Edward always blamed himself for the loss of our children, and for his brother’s death. No words or logic could ever truly take that guilt from him. It’s the price men pay, I guess—men like him. Men who are protectors and champions. When tragedy knocks, even if there was nothing that could have been done, they carry the weight of it around their necks for the rest of their lives.
“And you did. You dove into that icy water, you crazy man, and pulled him up, pushed him onto the deck . . . and you saved him. You just didn’t realize you couldn’t save yourself. That your heart . . . couldn’t keep up.”
The pain of this truth rises around me, wraps around me—tightening and squeezing my throat until I can barely breathe.
And I want it. I want it to take me, strangle me, do me in.
She died of a broken heart, they’d say. And they would be right.
And it would be so much easier. To let go, to be free of this anguish, to fade away into the nothingness.
Why do I have to stay? Why do I have to endure and grieve when everyone else gets to go? Death is easier . . . it’s the living that’s so very hard.

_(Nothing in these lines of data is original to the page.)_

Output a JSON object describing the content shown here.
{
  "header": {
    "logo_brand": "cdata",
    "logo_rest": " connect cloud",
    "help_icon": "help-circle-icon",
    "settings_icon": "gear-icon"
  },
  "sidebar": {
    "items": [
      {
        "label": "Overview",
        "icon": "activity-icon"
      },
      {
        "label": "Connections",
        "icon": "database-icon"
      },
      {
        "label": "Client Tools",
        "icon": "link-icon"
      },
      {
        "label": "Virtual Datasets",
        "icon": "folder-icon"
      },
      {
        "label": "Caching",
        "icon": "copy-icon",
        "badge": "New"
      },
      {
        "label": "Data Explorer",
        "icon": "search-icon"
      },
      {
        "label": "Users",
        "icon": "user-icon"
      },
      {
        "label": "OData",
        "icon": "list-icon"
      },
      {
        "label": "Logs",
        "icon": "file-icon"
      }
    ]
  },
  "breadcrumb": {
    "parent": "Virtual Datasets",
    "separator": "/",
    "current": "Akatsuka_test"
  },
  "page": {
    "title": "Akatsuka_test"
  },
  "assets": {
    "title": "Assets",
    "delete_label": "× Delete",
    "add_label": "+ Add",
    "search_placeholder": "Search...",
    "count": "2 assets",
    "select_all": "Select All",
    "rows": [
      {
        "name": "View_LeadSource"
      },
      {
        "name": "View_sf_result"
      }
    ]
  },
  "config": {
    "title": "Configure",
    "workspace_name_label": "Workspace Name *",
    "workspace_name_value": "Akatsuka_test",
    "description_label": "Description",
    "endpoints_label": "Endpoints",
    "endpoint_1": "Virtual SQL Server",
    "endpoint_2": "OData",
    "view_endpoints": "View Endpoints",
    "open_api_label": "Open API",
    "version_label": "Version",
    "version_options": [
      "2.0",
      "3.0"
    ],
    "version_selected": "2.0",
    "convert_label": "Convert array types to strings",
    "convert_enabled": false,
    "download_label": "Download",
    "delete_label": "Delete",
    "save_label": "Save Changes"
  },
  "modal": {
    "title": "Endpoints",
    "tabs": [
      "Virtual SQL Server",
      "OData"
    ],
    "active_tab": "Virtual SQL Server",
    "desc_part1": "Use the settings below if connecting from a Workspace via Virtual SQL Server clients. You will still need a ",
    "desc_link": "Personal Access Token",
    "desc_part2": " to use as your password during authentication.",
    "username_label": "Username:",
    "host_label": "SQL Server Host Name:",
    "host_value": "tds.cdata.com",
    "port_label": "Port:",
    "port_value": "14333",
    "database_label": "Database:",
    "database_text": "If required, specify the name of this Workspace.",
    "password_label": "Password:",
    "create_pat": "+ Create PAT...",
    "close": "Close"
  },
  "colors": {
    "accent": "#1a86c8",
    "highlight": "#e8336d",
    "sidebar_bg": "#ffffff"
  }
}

My eyes burn, blur, distorting my vision as I stare at him.
“I want to be angry with you. I want to shout at you and beat on your chest for being so careless with yourself when you . . .” my voice breaks, “. . . when you are everything to me.”
I shake my head, breathing deep, a scraping, wheezing sound coming from my strangled throat.
“But I can’t. I can’t be angry because this is who you are. It’s who you’ve always been. And I love . . . I love every bit of who you are.”
A sob tears out of me. And then I’m strewn across him. Grasping at him, pressing my cheek to his cold chest as scalding grief pours from my eyes. And my heart pleads for him to hold me, the way he always has. Because I need him. I need him now more than ever.